Wishing you all a Merry Christmas and a Happy New Year,

Know Your Neighbour -team

Know Your Neighbour – The Kick-Off Seminar

Our kick-off seminar took place on October 13 in Kamari, a seminar room of Kone Foundation. The day of the seminar was exceptionally sunny and the atmosphere among the participants was accordingly cheerful.

The seminar started with a speech from Kalle Korhonen, the head of research funding at Kone, followed by a short welcome from Ilkka Arminen, the project leader. Imitation game was then presented with a hands-on simulation game with all seminar participants. The theme was chosen based on a quick survey at the beginning: seems like we had the best expert / non-expert ratio of Helsinki locals versus newbies. Our kick-off team had prepared two questions about Helsinki in advance and the players were invited to  negotiate their answers in groups. This time it was a “victory” for the pretending group, since our judges were not able to guess which answer belonged to which group.  Well played, imitators!

Would you tell which answers are from the Helsinki experts and which ones from the pretenders? (The right answer at the end of the post.)

1. In which area of Helsinki would you not want to live and why?

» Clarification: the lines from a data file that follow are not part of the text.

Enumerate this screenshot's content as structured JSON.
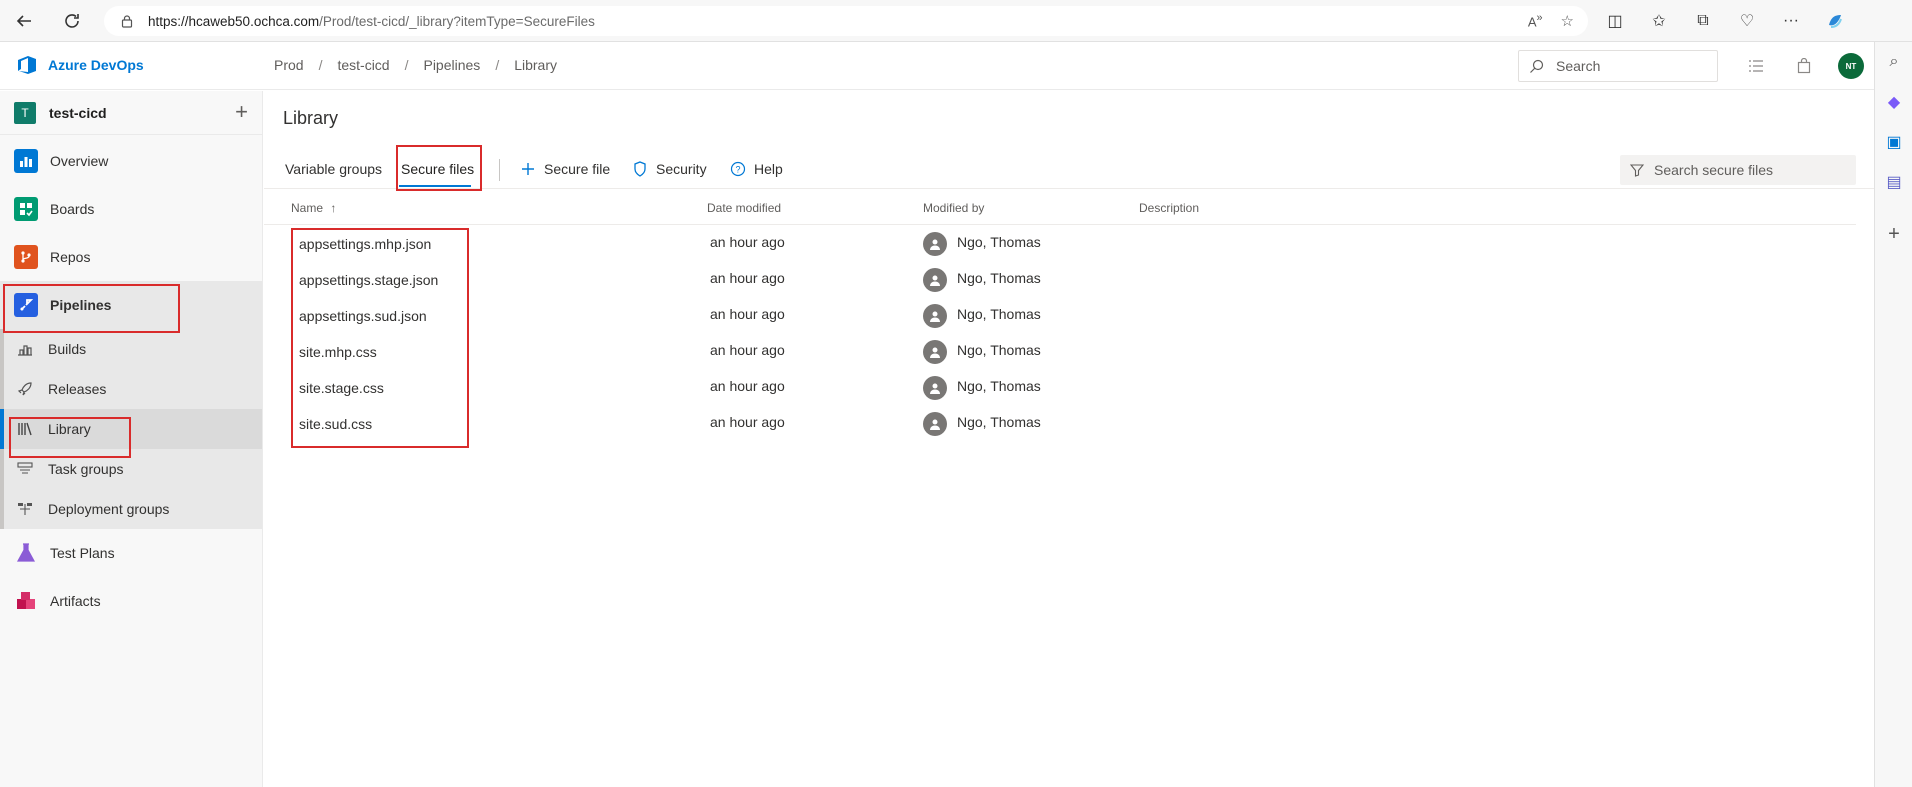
{
  "browser": {
    "url_host": "https://hcaweb50.ochca.com",
    "url_path": "/Prod/test-cicd/_library?itemType=SecureFiles"
  },
  "app": {
    "name": "Azure DevOps",
    "breadcrumb": [
      "Prod",
      "test-cicd",
      "Pipelines",
      "Library"
    ],
    "search_placeholder": "Search",
    "user_initials": "NT"
  },
  "project": {
    "badge": "T",
    "name": "test-cicd"
  },
  "nav": {
    "items": [
      {
        "label": "Overview"
      },
      {
        "label": "Boards"
      },
      {
        "label": "Repos"
      },
      {
        "label": "Pipelines"
      },
      {
        "label": "Test Plans"
      },
      {
        "label": "Artifacts"
      }
    ],
    "pipelines_sub": [
      {
        "label": "Builds"
      },
      {
        "label": "Releases"
      },
      {
        "label": "Library"
      },
      {
        "label": "Task groups"
      },
      {
        "label": "Deployment groups"
      }
    ]
  },
  "page": {
    "title": "Library",
    "tabs": [
      "Variable groups",
      "Secure files"
    ],
    "commands": {
      "add": "Secure file",
      "security": "Security",
      "help": "Help"
    },
    "filter_placeholder": "Search secure files",
    "columns": [
      "Name",
      "Date modified",
      "Modified by",
      "Description"
    ],
    "rows": [
      {
        "name": "appsettings.mhp.json",
        "modified": "an hour ago",
        "by": "Ngo, Thomas",
        "desc": ""
      },
      {
        "name": "appsettings.stage.json",
        "modified": "an hour ago",
        "by": "Ngo, Thomas",
        "desc": ""
      },
      {
        "name": "appsettings.sud.json",
        "modified": "an hour ago",
        "by": "Ngo, Thomas",
        "desc": ""
      },
      {
        "name": "site.mhp.css",
        "modified": "an hour ago",
        "by": "Ngo, Thomas",
        "desc": ""
      },
      {
        "name": "site.stage.css",
        "modified": "an hour ago",
        "by": "Ngo, Thomas",
        "desc": ""
      },
      {
        "name": "site.sud.css",
        "modified": "an hour ago",
        "by": "Ngo, Thomas",
        "desc": ""
      }
    ]
  }
}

A) Itäkeskus, it has a bad reputation, it is not safe for kids.

B) Siltamaki

2. Describe one place in Helsinki that is in some way special to you

A) Kasoorinkatu, There is a really nice park. I used to walk there with my uncle’s dog.

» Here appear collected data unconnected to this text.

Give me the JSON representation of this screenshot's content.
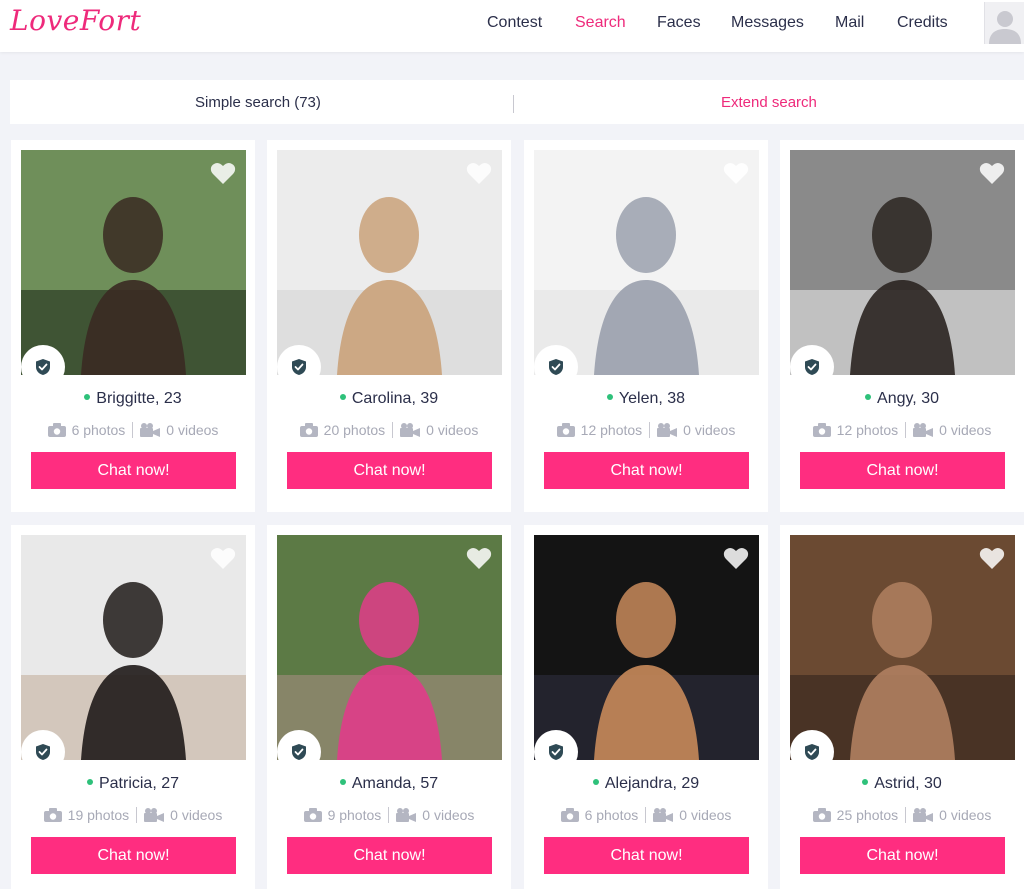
{
  "brand": {
    "logo": "LoveFort",
    "accent": "#ee2a7b"
  },
  "nav": {
    "items": [
      {
        "label": "Contest",
        "active": false
      },
      {
        "label": "Search",
        "active": true
      },
      {
        "label": "Faces",
        "active": false
      },
      {
        "label": "Messages",
        "active": false
      },
      {
        "label": "Mail",
        "active": false
      },
      {
        "label": "Credits",
        "active": false
      }
    ],
    "avatar_icon": "user-silhouette-icon"
  },
  "search": {
    "simple_label": "Simple search (73)",
    "extend_label": "Extend search"
  },
  "profiles": [
    {
      "name": "Briggitte, 23",
      "photos": "6 photos",
      "videos": "0 videos",
      "button": "Chat now!"
    },
    {
      "name": "Carolina, 39",
      "photos": "20 photos",
      "videos": "0 videos",
      "button": "Chat now!"
    },
    {
      "name": "Yelen, 38",
      "photos": "12 photos",
      "videos": "0 videos",
      "button": "Chat now!"
    },
    {
      "name": "Angy, 30",
      "photos": "12 photos",
      "videos": "0 videos",
      "button": "Chat now!"
    },
    {
      "name": "Patricia, 27",
      "photos": "19 photos",
      "videos": "0 videos",
      "button": "Chat now!"
    },
    {
      "name": "Amanda, 57",
      "photos": "9 photos",
      "videos": "0 videos",
      "button": "Chat now!"
    },
    {
      "name": "Alejandra, 29",
      "photos": "6 photos",
      "videos": "0 videos",
      "button": "Chat now!"
    },
    {
      "name": "Astrid, 30",
      "photos": "25 photos",
      "videos": "0 videos",
      "button": "Chat now!"
    }
  ],
  "colors": {
    "online": "#2ec17a",
    "button": "#ff2d80",
    "text": "#2b2f4a",
    "muted": "#a7a9b6",
    "background": "#f2f3f8"
  }
}
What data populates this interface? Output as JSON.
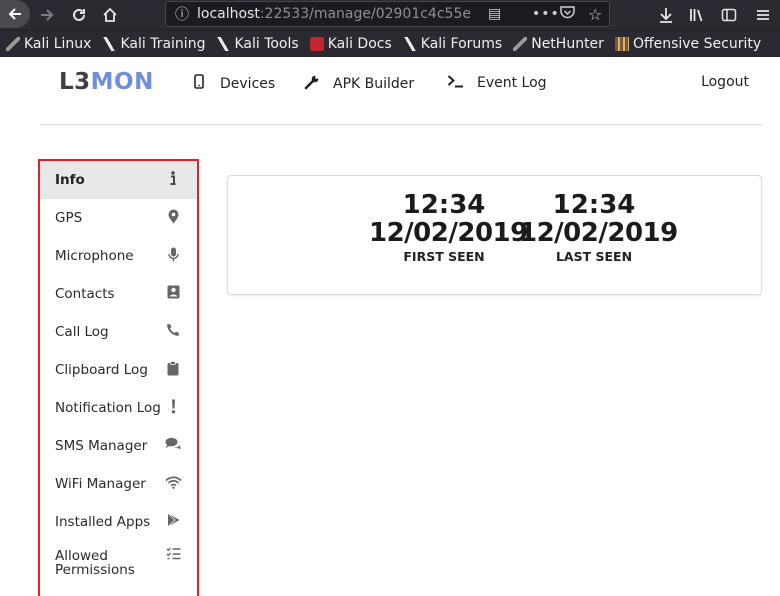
{
  "browser": {
    "url_host": "localhost",
    "url_path_visible": ":22533/manage/02901c4c55e",
    "bookmarks": [
      {
        "label": "Kali Linux",
        "icon": "kali-dragon-icon"
      },
      {
        "label": "Kali Training",
        "icon": "kali-slash-icon"
      },
      {
        "label": "Kali Tools",
        "icon": "kali-slash-icon"
      },
      {
        "label": "Kali Docs",
        "icon": "kali-docs-icon"
      },
      {
        "label": "Kali Forums",
        "icon": "kali-slash-icon"
      },
      {
        "label": "NetHunter",
        "icon": "kali-dragon-icon"
      },
      {
        "label": "Offensive Security",
        "icon": "offsec-icon"
      }
    ]
  },
  "navbar": {
    "brand_l3": "L3",
    "brand_mon": "MON",
    "devices": "Devices",
    "apk_builder": "APK Builder",
    "event_log": "Event Log",
    "logout": "Logout"
  },
  "sidebar": {
    "items": [
      {
        "label": "Info",
        "icon": "info-icon"
      },
      {
        "label": "GPS",
        "icon": "map-marker-icon"
      },
      {
        "label": "Microphone",
        "icon": "microphone-icon"
      },
      {
        "label": "Contacts",
        "icon": "address-book-icon"
      },
      {
        "label": "Call Log",
        "icon": "phone-icon"
      },
      {
        "label": "Clipboard Log",
        "icon": "clipboard-icon"
      },
      {
        "label": "Notification Log",
        "icon": "exclamation-icon"
      },
      {
        "label": "SMS Manager",
        "icon": "comments-icon"
      },
      {
        "label": "WiFi Manager",
        "icon": "wifi-icon"
      },
      {
        "label": "Installed Apps",
        "icon": "play-store-icon"
      },
      {
        "label": "Allowed Permissions",
        "icon": "tasks-icon"
      }
    ]
  },
  "device": {
    "first_seen_time": "12:34",
    "first_seen_date": "12/02/2019",
    "first_seen_label": "FIRST SEEN",
    "last_seen_time": "12:34",
    "last_seen_date": "12/02/2019",
    "last_seen_label": "LAST SEEN"
  },
  "colors": {
    "brand_accent": "#6f8fd8",
    "sidebar_highlight_border": "#e0202c",
    "browser_chrome": "#2b2a33"
  }
}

B) The waterfront in Helsinki. It is unique in any Capital in Europe.

After the lunch break it was time for our key-note speakers. Professor Rodrigo Ribeiro from Brazil gave us a thought-provoking presentation about his criticism to Harry Collins’ concept of interactional expertise. Based on the discussion that followed one of the biggest theoretical challenges of our project could be drawing a line between increasing knowledge about the other social group and increasing tolerance; one need not lead to the other ‘automagically’. Ribeiro also set clear standards for our research with practical propositions. His suggestions regarding our study will be well considered in our further work. The article from Ribeiro and Lima (The value of practice: A critique of interactional expertise) is available on the internet.

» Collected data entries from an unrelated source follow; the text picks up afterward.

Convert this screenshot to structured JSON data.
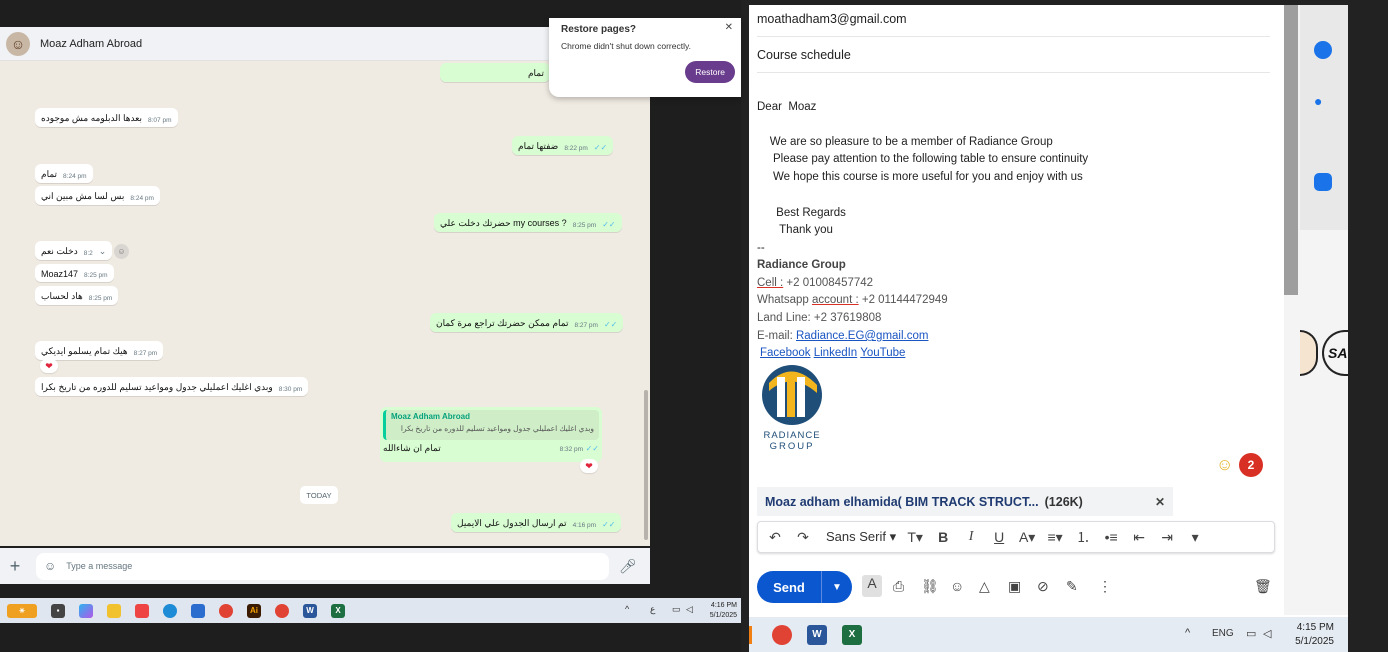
{
  "whatsapp": {
    "contact_name": "Moaz Adham Abroad",
    "input_placeholder": "Type a message",
    "today_label": "TODAY",
    "messages": [
      {
        "text": "تمام",
        "time": "",
        "dir": "out"
      },
      {
        "text": "بعدها الدبلومه مش موجوده",
        "time": "8:07 pm",
        "dir": "in"
      },
      {
        "text": "ضفتها تمام",
        "time": "8:22 pm",
        "dir": "out"
      },
      {
        "text": "تمام",
        "time": "8:24 pm",
        "dir": "in"
      },
      {
        "text": "بس لسا مش مبين اني",
        "time": "8:24 pm",
        "dir": "in"
      },
      {
        "text": "حضرتك دخلت علي my courses ?",
        "time": "8:25 pm",
        "dir": "out"
      },
      {
        "text": "دخلت نعم",
        "time": "8:2",
        "dir": "in"
      },
      {
        "text": "Moaz147",
        "time": "8:25 pm",
        "dir": "in"
      },
      {
        "text": "هاد لحساب",
        "time": "8:25 pm",
        "dir": "in"
      },
      {
        "text": "تمام ممكن حضرتك تراجع مرة كمان",
        "time": "8:27 pm",
        "dir": "out"
      },
      {
        "text": "هيك تمام يسلمو ايديكي",
        "time": "8:27 pm",
        "dir": "in"
      },
      {
        "text": "وبدي اغليك اعمليلي جدول ومواعيد تسليم للدوره من تاريخ بكرا",
        "time": "8:30 pm",
        "dir": "in"
      },
      {
        "quote_author": "Moaz Adham Abroad",
        "quote_text": "وبدي اغليك اعمليلي جدول ومواعيد تسليم للدوره من تاريخ بكرا",
        "text": "تمام ان شاءالله",
        "time": "8:32 pm",
        "dir": "out"
      },
      {
        "text": "تم ارسال الجدول علي الايميل",
        "time": "4:16 pm",
        "dir": "out"
      }
    ],
    "reaction": "❤"
  },
  "chrome_popup": {
    "title": "Restore pages?",
    "desc": "Chrome didn't shut down correctly.",
    "button": "Restore"
  },
  "left_taskbar": {
    "time": "4:16 PM",
    "date": "5/1/2025",
    "lang": "ع"
  },
  "email": {
    "to": "moathadham3@gmail.com",
    "subject": "Course schedule",
    "greeting": "Dear  Moaz",
    "lines": [
      "    We are so pleasure to be a member of Radiance Group",
      "     Please pay attention to the following table to ensure continuity",
      "     We hope this course is more useful for you and enjoy with us"
    ],
    "regards": "      Best Regards",
    "thanks": "       Thank you",
    "sig_sep": "--",
    "company": "Radiance Group",
    "cell_label": "Cell :",
    "cell": " +2 01008457742",
    "whatsapp_label": "Whatsapp ",
    "account_label": "account :",
    "whatsapp": " +2 01144472949",
    "landline": "Land Line: +2 37619808",
    "email_label": "E-mail: ",
    "email_addr": "Radiance.EG@gmail.com",
    "social": [
      "Facebook",
      "LinkedIn",
      "YouTube"
    ],
    "logo_text_1": "RADIANCE",
    "logo_text_2": "GROUP",
    "attachment_name": "Moaz adham elhamida( BIM TRACK STRUCT...",
    "attachment_size": "(126K)",
    "font": "Sans Serif",
    "send_label": "Send",
    "emoji_count": "2"
  },
  "right_taskbar": {
    "lang": "ENG",
    "time": "4:15 PM",
    "date": "5/1/2025"
  },
  "colors": {
    "wa_out": "#d9fdd3",
    "wa_bg": "#efeae2",
    "send_blue": "#0b57d0",
    "link": "#1a55c2"
  }
}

Professor Risto Saarinen from theology department of University of Helsinki then presented his work on the concept of recognition and indicated the ways the neighbourhood relations could be studied from this viewpoint. His presentation provided a well-considered, cross-scientific outlook that we could incorporate in our own research. The most relevant overlapping aspects between the two project  were the dichotomy of acknowledgement and acceptance, framing identity in relation to the other and the questionable value of agreement at all costs. The Reason and Religious Recognition project has its own blog:

Last but not least, Sanna Ryynänen, Sirkku Varjonen ja Pertti Ylikojola presented their Puhekupla project (Eng. speech bubble), which combines performative arts and social scientific research in an innovative way. Puhekupla call their project flipped academics: from action towards systematized knowledge about the sociological processes they have observed. Apparently, this is a fair approach since the results from the events organised in Mopo-pub in Kontula, a suburb in eastern Helsinki, seem very promising for improving neighbourhood relations. Scientific publications related to their work will be coming out in the near future.

Thank you all for putting such great effort in the shape of amazing and well-thought presentations! We hope that this seminar was as inspiring to you as it was to our consortium members.